Posted by Jim Leek at Nov 27, 2008 10:41 AM
Remember to indent the zeo-conf-additional and zope-conf-additional sections with some white space!

seperate Data.fs files in buildout (ZEO)

Posted by Chris W. at Jun 01, 2009 04:26 PM
Thanks, Jim for this helpful ZEO buildout example!

Just one part did not work for me with Plone 3.2.2 installed with the 'Unified Installer' on Debian 5:

In the [zeoserver] section...
zeo-conf-additional =
    <filestorage 2>
      path ${buildout:zeo-filestorage}/site1.fs
    </filestorage>
    <filestorage 3>
      path ${buildout:zeo-filestorage}/site2.fs
    </filestorage>

...the option ${buildout:zeo-filestorage} will cause the following error during buildout: "Error: Referenced option does not exist: buildout zeo-filestorage"

Since this option is apparently not available any more, "${buildout:zeo-filestorage}" can be replaced by "${buildout:directory}/var/filestorage" and the buildout will complete successfully.

The example zeoserver section will then look like this:

[zeoserver]
recipe = plone.recipe.zope2zeoserver
zope2-location = ${zope2:location}
zeo-address = 127.0.0.1:8100
effective-user = plone

zeo-conf-additional =
    <filestorage 2>
      path ${buildout:directory}/var/filestorage/site1.fs
    </filestorage>
    <filestorage 3>
      path ${buildout:directory}/var/filestorage/site2.fs
    </filestorage>

seperate Data.fs files in buildout

Posted by Carl Brewer at Jan 29, 2009 03:52 AM
This is how I did it with a buildout.cfg file and just a zope server, not ZEO :

in buildout.cfg :

in the [instance] section
I added this :
zope-conf-additional =
    <zodb_db foo_sites>
        # FileStorage for foo_sites
        <filestorage>
            path /opt/Plone-3.1/zinstance/var/filestorage/Data_foo_sites.fs
        </filestorage>
        mount-point /foo_sites
    </zodb_db>

I think this will get squashed to the left margin, but it's all tabbed in.
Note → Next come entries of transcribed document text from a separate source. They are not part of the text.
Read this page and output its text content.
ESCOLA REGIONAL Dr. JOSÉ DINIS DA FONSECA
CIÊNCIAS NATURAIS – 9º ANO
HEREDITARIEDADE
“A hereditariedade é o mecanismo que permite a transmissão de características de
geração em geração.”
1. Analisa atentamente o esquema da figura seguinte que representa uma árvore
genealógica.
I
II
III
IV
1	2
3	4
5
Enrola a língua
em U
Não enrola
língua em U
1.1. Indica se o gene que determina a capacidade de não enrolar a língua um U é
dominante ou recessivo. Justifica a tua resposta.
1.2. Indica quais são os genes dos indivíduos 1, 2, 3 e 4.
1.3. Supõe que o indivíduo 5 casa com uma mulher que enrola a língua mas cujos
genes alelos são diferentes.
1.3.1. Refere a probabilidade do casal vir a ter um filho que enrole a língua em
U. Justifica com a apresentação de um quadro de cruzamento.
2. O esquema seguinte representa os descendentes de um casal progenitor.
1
There's probably a better way to tell it the path.

virtual mount-points add flexibility

Posted by Dylan Jay at Jun 17, 2009 03:46 AM
By using virtual mount point syntax

mount-point /mount1:/plone

You can then easily move your plone sites between mount points. The plone site sits in /plone in every .fs.

Also collective.recipe.filestorage makes the zeo config very easy.